This helmet lets you think fake scenes are real

LONDON: Scientists have developed a new 'Inception'-style TV helmet which can decieve the human mind into thinking that fake scenes are real. Using the device, a wearer is unable to differentiate between a live and a recorded feed on TV. Even after the mechanism of the experiment was explained, some test subjects were not able to distinguish between the two.

Scientists said that it was effectively the same process as that which takes place in the movie 'Inception', the high concept thriller from 2010. In the film, Leonardo Di Caprio plays an industrial spy who is hired to plant an idea in the mind of a businessman by one of his rivals, the 'Daily Mail' reported.

The central conceit, is that in a powerful dream state we are unable to tell what is real and what isn't.

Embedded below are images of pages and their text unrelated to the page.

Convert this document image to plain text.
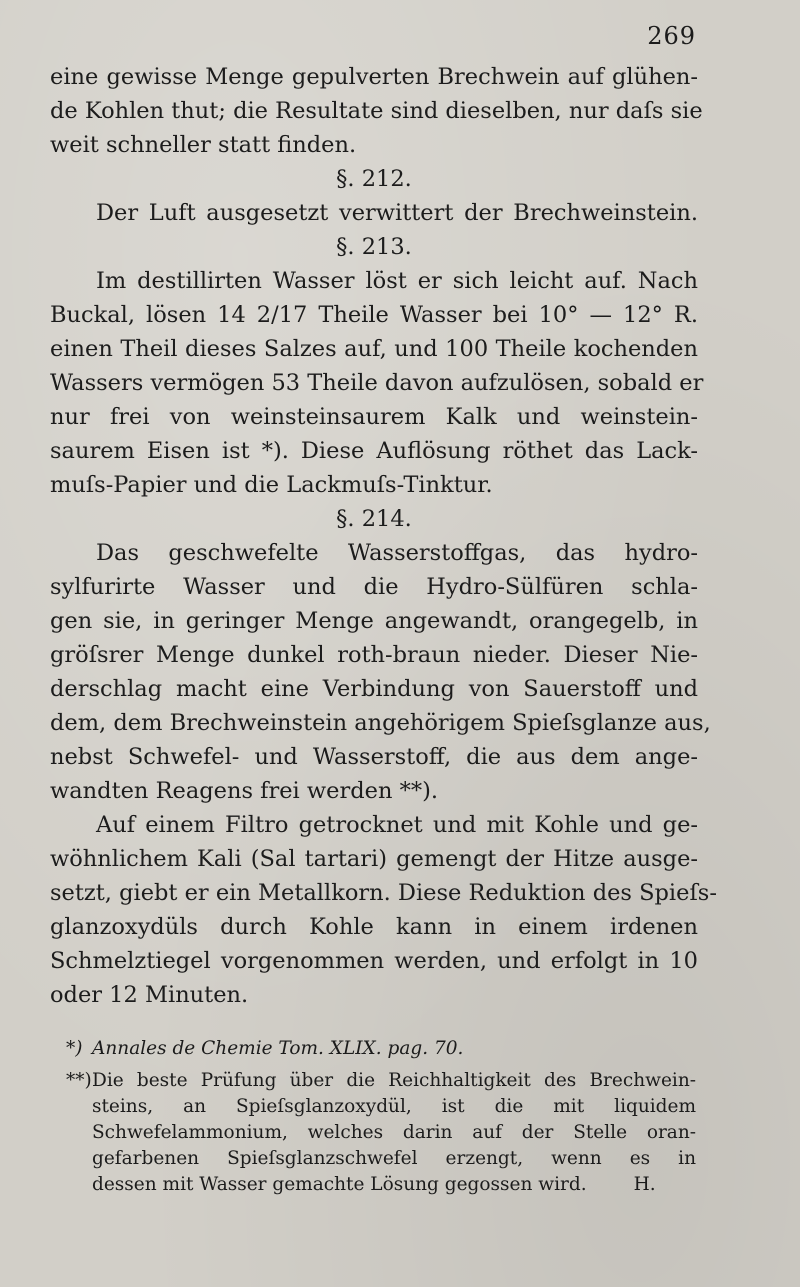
269
eine gewisse Menge gepulverten Brechwein auf glühen-
de Kohlen thut; die Resultate sind dieselben, nur daſs sie
weit schneller statt finden.
§. 212.
Der Luft ausgesetzt verwittert der Brechweinstein.
§. 213.
Im destillirten Wasser löst er sich leicht auf. Nach
Buckal, lösen 14 2/17 Theile Wasser bei 10° — 12° R.
einen Theil dieses Salzes auf, und 100 Theile kochenden
Wassers vermögen 53 Theile davon aufzulösen, sobald er
nur frei von weinsteinsaurem Kalk und weinstein-
saurem Eisen ist *). Diese Auflösung röthet das Lack-
muſs-Papier und die Lackmuſs-Tinktur.
§. 214.
Das geschwefelte Wasserstoffgas, das hydro-
sylfurirte Wasser und die Hydro-Sülfüren schla-
gen sie, in geringer Menge angewandt, orangegelb, in
gröſsrer Menge dunkel roth-braun nieder. Dieser Nie-
derschlag macht eine Verbindung von Sauerstoff und
dem, dem Brechweinstein angehörigem Spieſsglanze aus,
nebst Schwefel- und Wasserstoff, die aus dem ange-
wandten Reagens frei werden **).
Auf einem Filtro getrocknet und mit Kohle und ge-
wöhnlichem Kali (Sal tartari) gemengt der Hitze ausge-
setzt, giebt er ein Metallkorn. Diese Reduktion des Spieſs-
glanzoxydüls durch Kohle kann in einem irdenen
Schmelztiegel vorgenommen werden, und erfolgt in 10
oder 12 Minuten.
*) Annales de Chemie Tom. XLIX. pag. 70.
**)Die beste Prüfung über die Reichhaltigkeit des Brechwein-
steins, an Spieſsglanzoxydül, ist die mit liquidem
Schwefelammonium, welches darin auf der Stelle oran-
gefarbenen Spieſsglanzschwefel erzengt, wenn es in
dessen mit Wasser gemachte Lösung gegossen wird.        H.
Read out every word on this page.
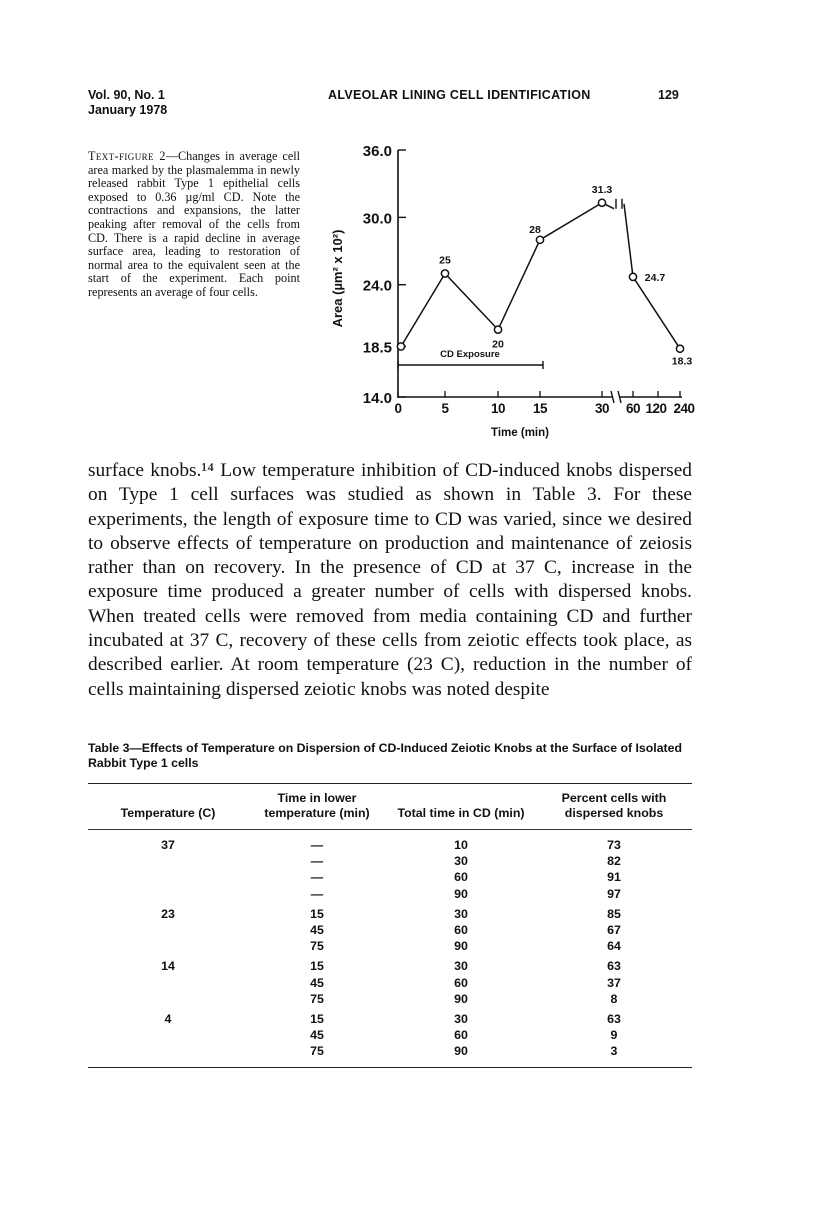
Vol. 90, No. 1
January 1978
ALVEOLAR LINING CELL IDENTIFICATION	129
Text-figure 2—Changes in average cell area marked by the plasmalemma in newly released rabbit Type 1 epithelial cells exposed to 0.36 µg/ml CD. Note the contractions and expansions, the latter peaking after removal of the cells from CD. There is a rapid decline in average surface area, leading to restoration of normal area to the equivalent seen at the start of the experiment. Each point represents an average of four cells.
36.0
30.0
24.0
18.5
14.0
0	5	10 15	30 60 120 240
Time (min)
Area (µm² x 10²)
CD Exposure
25
20
28
31.3
24.7
18.3

surface knobs.¹⁴ Low temperature inhibition of CD-induced knobs dispersed on Type 1 cell surfaces was studied as shown in Table 3. For these experiments, the length of exposure time to CD was varied, since we desired to observe effects of temperature on production and maintenance of zeiosis rather than on recovery. In the presence of CD at 37 C, increase in the exposure time produced a greater number of cells with dispersed knobs. When treated cells were removed from media containing CD and further incubated at 37 C, recovery of these cells from zeiotic effects took place, as described earlier. At room temperature (23 C), reduction in the number of cells maintaining dispersed zeiotic knobs was noted despite

Table 3—Effects of Temperature on Dispersion of CD-Induced Zeiotic Knobs at the Surface of Isolated Rabbit Type 1 cells
Temperature (C)	Time in lower temperature (min)	Total time in CD (min)	Percent cells with dispersed knobs
37	—	10	73
	—	30	82
	—	60	91
	—	90	97
23	15	30	85
	45	60	67
	75	90	64
14	15	30	63
	45	60	37
	75	90	8
4	15	30	63
	45	60	9
	75	90	3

The test involved a system known as Substitutional Reality which has been developed at the RIKEN Brain Science Institute's Laboratory for Adaptive Intelligence in Japan. Researcher Keisuke Suzuki told 'The Guardian' that it could be a 'powerful tool to investigate how our conscious experiences are constituted in daily scenes'. "In a dream, we naturally accept what is happening and hardly doubt its reality," he said. "Our motivation is to explore the cognitive mechanisms underlying our strong conviction in reality. How can people trust what they perceive? Answering these questions requires an experimental platform which can present scenes that participants believe are completely real, but where we are still able to manipulate the contents," Suzuki said.